People, Environment

Municipalities Dumping Waste in Northern Forests

About 70% of the waste produced in northern provinces end up in forests.About 70% of the waste produced in northern provinces end up in forests.

All kinds of trash collected from the northern cities of Iran are dumped in the forests, thanks to the outdated and unsanitary methods used by municipalities, according a forestry official.

Hadi Kiadaliri, the head of Forestry Association of Iran, voiced his dismay overt old-fashioned waste management methods in the northern cities , adding that raising public awareness would be futile as long as urban authorities dispose of wastes in forests.

"Waste is disposed with no specialized study on the geological features of the region or the state of groundwater resources. The only standard seems to be that it should be hidden from the public view," he said, claiming to have witnessed tankers emptying wastewater in the forests, Mehr News Agency reported.

Based on his personal observations, Kiadaliri estimated that around 70% of the garbage are disposed in forests, 20% near rivers and about 10% in pastures.

Even worse, the routes used by garbage truck are apparently dotted with all kinds of waste.

"Some drivers do not even take the trouble of carrying the wastes to the determined location and unload the garbage along the route," he said.

Furthermore, the landfills are not fenced and are accessible to people and animals.

This can cause the spread of contaminants and diseases to rural and urban areas and cattle might also feed on these materials. Besides, due to heavy rainfall in the northern areas, waste emulsions can be carried downstream.  

Kiadaliri said Caspian Hyrcanian forests are not suitable sites for waste disposal due to the high levels of groundwater resources.

"The other problem is that the dumping grounds and transporting vehicles are roofless. Pieces of rubbish often get stuck in tree branches along the way," he said.

"These waste materials can even cause forest fires because they release methane, a highly flammable gas."

As part of a project, the association is organizing training workshops for local communities to teach them how to treat wastes and is also placing rubbish bins in designated spots across the forests for picnickers as part of a pilot scheme.

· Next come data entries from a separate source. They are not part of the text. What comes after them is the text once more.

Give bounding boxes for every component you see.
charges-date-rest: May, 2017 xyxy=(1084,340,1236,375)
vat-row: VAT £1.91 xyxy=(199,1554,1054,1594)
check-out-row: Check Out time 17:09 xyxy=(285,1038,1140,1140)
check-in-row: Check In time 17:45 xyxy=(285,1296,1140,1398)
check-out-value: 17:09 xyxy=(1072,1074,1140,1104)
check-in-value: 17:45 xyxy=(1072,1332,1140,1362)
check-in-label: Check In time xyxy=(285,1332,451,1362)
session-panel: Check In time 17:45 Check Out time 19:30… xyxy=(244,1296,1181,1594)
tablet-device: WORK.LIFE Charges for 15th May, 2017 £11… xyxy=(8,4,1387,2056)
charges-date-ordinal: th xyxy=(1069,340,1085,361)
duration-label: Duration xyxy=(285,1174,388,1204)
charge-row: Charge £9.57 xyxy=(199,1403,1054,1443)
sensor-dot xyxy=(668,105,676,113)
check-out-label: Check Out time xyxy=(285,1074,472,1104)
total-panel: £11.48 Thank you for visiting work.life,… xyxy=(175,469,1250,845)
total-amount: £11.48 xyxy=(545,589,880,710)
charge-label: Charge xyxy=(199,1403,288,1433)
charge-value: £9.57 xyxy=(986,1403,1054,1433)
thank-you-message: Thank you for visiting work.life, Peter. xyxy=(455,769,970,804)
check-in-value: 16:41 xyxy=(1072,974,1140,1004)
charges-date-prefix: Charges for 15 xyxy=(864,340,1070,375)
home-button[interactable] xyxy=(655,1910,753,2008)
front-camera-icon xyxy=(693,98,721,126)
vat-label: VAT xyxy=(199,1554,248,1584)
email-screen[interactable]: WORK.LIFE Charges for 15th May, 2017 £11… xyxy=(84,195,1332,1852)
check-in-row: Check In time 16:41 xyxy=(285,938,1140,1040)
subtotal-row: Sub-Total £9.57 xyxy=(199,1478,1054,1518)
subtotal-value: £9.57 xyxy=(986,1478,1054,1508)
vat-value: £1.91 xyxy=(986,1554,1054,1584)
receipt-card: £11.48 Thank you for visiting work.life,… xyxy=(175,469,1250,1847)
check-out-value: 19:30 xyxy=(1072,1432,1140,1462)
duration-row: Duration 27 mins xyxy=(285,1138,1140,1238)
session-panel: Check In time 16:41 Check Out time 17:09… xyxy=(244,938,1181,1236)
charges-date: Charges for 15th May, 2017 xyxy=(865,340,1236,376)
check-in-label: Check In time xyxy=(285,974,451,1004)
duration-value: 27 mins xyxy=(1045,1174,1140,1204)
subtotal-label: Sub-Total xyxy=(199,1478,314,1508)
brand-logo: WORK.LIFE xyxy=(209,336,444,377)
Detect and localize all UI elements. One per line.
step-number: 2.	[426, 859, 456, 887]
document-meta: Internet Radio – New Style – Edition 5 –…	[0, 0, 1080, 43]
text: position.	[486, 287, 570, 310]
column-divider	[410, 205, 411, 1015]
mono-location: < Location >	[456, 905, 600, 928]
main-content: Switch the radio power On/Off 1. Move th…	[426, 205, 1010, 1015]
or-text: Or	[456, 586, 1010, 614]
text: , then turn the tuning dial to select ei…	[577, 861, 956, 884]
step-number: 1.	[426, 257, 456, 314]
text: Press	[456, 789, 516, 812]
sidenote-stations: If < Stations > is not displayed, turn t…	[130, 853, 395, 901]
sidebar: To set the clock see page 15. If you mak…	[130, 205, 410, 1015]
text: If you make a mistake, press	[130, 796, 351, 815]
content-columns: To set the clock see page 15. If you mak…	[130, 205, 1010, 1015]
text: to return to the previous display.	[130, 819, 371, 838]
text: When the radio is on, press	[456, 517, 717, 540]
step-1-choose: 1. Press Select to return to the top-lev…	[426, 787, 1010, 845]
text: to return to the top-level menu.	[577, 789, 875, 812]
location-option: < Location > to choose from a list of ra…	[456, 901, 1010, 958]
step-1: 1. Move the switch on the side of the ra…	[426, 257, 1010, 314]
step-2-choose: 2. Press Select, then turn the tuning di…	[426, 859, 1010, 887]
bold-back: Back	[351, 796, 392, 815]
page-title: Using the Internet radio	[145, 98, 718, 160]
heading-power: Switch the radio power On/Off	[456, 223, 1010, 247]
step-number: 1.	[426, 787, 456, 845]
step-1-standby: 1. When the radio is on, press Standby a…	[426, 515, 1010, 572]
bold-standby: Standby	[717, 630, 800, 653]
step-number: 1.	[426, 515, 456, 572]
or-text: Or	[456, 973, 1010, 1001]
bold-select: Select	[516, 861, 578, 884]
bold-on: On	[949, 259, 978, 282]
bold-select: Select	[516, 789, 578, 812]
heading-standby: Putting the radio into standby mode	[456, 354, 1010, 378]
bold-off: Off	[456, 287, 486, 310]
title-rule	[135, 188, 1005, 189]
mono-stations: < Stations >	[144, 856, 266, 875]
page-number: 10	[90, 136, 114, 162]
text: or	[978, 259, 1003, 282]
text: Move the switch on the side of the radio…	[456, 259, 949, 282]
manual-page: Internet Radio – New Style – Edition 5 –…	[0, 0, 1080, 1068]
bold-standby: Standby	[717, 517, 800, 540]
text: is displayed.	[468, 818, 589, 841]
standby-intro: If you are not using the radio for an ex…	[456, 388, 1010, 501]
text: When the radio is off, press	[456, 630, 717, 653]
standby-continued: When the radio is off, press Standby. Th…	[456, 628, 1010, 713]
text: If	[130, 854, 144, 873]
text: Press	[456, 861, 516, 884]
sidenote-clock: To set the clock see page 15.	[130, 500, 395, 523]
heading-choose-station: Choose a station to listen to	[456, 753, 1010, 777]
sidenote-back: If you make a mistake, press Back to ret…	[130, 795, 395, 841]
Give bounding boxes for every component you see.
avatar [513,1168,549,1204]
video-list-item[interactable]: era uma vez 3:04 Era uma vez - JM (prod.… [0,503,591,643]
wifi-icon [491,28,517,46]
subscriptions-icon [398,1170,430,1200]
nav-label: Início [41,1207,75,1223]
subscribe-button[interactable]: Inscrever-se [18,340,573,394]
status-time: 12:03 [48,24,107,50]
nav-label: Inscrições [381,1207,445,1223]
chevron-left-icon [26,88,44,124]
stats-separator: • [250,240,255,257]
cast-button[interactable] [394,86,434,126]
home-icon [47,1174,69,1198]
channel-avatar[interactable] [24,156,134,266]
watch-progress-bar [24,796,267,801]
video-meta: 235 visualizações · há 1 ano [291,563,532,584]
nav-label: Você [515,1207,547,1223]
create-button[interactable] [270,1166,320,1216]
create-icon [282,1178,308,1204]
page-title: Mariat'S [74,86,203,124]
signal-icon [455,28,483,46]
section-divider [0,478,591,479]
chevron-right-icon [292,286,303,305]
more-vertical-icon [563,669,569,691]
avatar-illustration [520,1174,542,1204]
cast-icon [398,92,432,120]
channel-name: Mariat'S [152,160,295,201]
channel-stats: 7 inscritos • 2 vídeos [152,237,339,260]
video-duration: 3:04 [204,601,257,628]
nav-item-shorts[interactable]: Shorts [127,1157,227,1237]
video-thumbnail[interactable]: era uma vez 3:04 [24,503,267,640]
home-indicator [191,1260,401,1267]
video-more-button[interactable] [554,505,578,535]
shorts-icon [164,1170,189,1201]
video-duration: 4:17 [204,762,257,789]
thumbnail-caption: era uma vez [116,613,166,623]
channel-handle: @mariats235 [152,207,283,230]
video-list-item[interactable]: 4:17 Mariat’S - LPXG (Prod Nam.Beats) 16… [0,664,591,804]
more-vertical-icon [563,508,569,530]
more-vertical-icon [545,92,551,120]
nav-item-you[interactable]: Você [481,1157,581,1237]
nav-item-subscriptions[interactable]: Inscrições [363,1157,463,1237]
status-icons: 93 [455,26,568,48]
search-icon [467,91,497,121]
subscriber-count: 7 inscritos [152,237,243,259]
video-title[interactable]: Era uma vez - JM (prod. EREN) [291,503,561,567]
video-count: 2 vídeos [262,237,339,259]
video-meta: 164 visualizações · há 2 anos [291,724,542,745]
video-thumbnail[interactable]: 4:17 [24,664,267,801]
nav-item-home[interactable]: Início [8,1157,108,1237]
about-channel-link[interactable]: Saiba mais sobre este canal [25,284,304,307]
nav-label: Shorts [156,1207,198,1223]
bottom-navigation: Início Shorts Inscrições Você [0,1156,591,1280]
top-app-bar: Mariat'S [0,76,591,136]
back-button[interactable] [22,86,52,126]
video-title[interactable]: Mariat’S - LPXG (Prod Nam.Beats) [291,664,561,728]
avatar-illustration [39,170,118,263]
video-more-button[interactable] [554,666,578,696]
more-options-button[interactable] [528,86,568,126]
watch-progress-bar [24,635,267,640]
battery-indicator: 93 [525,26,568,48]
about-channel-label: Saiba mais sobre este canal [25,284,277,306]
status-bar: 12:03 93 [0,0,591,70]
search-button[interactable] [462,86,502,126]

According to Kiadaliri, this is a positive move, but the mass disposal of waste by authorities is the major issue that should be addressed prior to public education.

"We teach local people and travelers not to litter in the forest and instead put them in the bins, but what use is this when the wastes are finally collected by municipal staff and discarded en masse deep in the woods again," he said.

The project team might manage to compel the authorities to issue a directive tasking municipalities to use standard and up-to-date techniques, and import modern waste-burners to dispose of rubbish, turn it into compost or use it to generate electricity.

"Once the authorities' methods are corrected, people must be educated about the matter, the most important of which is waste separation at source," Kiadaliri said.

"This goal will not be attained unless the necessary infrastructure is provided, which is easier said than done."